« Notre objectif demeure inchangé : obtenir une paix juste, durable et vérifiable, non une accalmie factice et éphémère »
Lors de la 80e session ordinaire de l’Assemblée générale des Nations unies, deux Chefs d’État ont livré des discours diamétralement opposés sur la question du retour à la paix dans l’Est de la République Démocratique du Congo. D’un côté, Donald Trump, président des États-Unis, s’est félicité d’avoir mis fin à plusieurs conflits armés, dont celui opposant la RDC au Rwanda. De l’autre, Félix Tshisekedi, président de la RDC, a dressé un tableau sombre mais lucide de la situation, appelant à une mobilisation internationale fondée sur la justice, la mémoire et la vérité.
« Au cours des 7 derniers mois, j’ai mis un terme à sept guerres. Personne ne pensait que c’était possible… Certaines de ces guerres, deux de ces guerres duraient depuis trois décennies… 27 ans pour l’une de ces guerres, trente-sept ans pour l’autre guerre », s’est targué Donald Trump, affirmant avoir accompli ce qu’« aucun président, aucun premier ministre, et à partir de là, aucun pays au monde n’avait jamais fait ». Et de conclure, dans un style qui lui est propre: « C’est du jamais vu, du jamais vu. Et je suis vraiment honoré de l’avoir fait », tout en raillant l’ONU: « Hélas,… j’aurais préféré que l’ONU le fasse. Et le fait est que… les Nations unies n’ont même pas essayé d’aider à résoudre ces conflits ».
Ce ton triomphaliste, teinté d’ironie, contraste fortement avec la gravité du propos de Félix Tshisekedi, qui, sans détour, a rétabli les faits: « Notre objectif demeure inchangé: obtenir une paix juste, durable et vérifiable – non une accalmie factice et éphémère qui, depuis près de trente ans, a trop souvent déçu l’espérance de notre peuple ». Une déclaration qui sonne comme un démenti au discours de victoire de Trump.
Cependant, Tshisekedi a reconnu le rôle de Donald Trump dans la signature, le 27 juin 2025 à Washington, d’un Accord de paix entre la RDC et le Rwanda: « Je salue, à cet égard, le leadership du Président Donald Trump, qui a créé les conditions d’un dialogue ayant conduit […] à la signature d’un Accord de paix ». Mais le président congolais a insisté sur les conditions non négociables d’une paix véritable: « Le retrait des troupes rwandaises, la fin de leur appui au M23 et le retour de l’autorité de l’État congolais sur toutes les zones occupées ». Et d’alerter: « Tant que ces décisions ne seront pas exécutées, le sang des innocents continuera de couler ».

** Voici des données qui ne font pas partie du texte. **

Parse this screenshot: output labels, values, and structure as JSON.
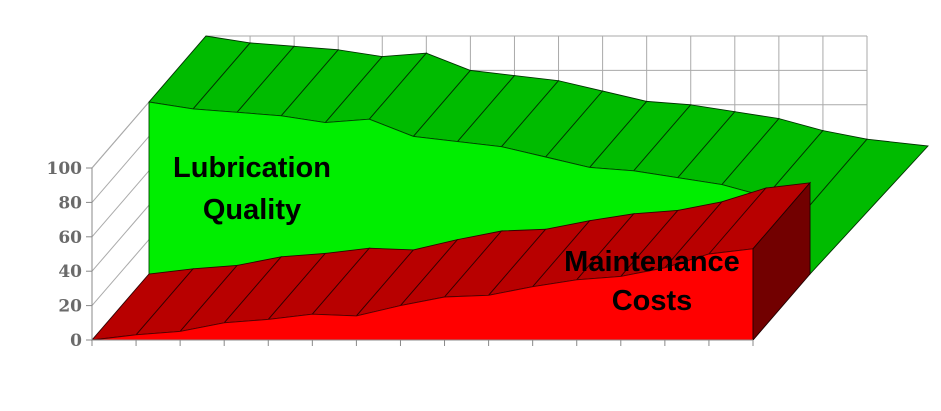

Appel à la justice internationale
Le Président congolais a appelé à la mise en œuvre d’une justice internationale: « À la veille de la mise en place de la Commission d’enquête indépendante décidée par le Conseil des droits de l’homme des Nations Unies sur les massacres perpétrés il y a quelques mois par nos agresseurs et leurs supplétifs dans l’est de mon pays, je lance un appel solennel à la communauté internationale: elle a le devoir moral et politique de soutenir cette démarche essentielle afin d’établir la vérité, rendre justice aux victimes et jeter les assises d’une paix durable, ancrée dans la mémoire et la responsabilité partagée ».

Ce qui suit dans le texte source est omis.